La situation est redevenue calme ce dimanche 4 janvier 2026 dans la ville de Butembo, située dans la province du Nord-Kivu, après une matinée tendue marquée par des échanges de tirs dans la zone nord-est de l’agglomération.
Des détonations d’armes à feu ont été perçues aux environs de 4h30 dans le quartier Mukalangirwa, relevant de la commune de Vulamba, non loin de la colline de Munzambaye, semant l’inquiétude parmi les habitants.
D’après plusieurs sources locales dignes de foi, ces incidents sont la conséquence d’affrontements entre deux camps opposés issus des groupes armés Mai-Mai Wazalendo. Le différend porterait principalement sur des rivalités internes liées au commandement et aux orientations stratégiques.

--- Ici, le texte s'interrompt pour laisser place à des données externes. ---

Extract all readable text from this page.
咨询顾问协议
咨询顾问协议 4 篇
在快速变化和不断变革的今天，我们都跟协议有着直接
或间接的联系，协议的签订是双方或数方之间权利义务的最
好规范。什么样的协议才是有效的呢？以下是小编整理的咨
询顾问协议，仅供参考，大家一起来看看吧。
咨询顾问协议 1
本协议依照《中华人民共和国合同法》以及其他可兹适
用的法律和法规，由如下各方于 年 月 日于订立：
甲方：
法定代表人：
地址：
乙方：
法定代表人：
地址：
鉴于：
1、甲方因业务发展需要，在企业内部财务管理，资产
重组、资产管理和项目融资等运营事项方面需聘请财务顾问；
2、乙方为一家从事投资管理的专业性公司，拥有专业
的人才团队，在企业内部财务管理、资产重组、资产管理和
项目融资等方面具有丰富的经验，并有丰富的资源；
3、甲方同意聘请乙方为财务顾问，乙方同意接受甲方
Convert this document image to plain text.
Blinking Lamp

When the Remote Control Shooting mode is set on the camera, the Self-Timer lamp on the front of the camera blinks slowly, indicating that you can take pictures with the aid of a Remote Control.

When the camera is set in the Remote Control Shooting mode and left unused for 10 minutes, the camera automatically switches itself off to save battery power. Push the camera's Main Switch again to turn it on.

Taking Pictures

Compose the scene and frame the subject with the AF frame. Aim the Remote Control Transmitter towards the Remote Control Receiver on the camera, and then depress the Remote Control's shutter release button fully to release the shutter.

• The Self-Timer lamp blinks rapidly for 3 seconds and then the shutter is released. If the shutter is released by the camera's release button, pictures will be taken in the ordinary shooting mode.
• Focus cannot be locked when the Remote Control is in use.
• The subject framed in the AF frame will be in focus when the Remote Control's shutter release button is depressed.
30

Les informations disponibles indiquent que les combats mettent aux prises le mouvement RNL, conduit par Baraka Lolwako et membre de la Synergie des Wazalendo (VDP) du Grand Nord-Kivu, et un groupe resté loyal à un chef autoproclamé connu sous le nom de Tango Fort. Ce dernier est accusé par la Synergie d’être impliqué dans de graves abus, notamment des homicides ciblés, des actes de torture, ainsi que l’instauration d’un système de justice parallèle se substituant aux autorités étatiques et traditionnelles.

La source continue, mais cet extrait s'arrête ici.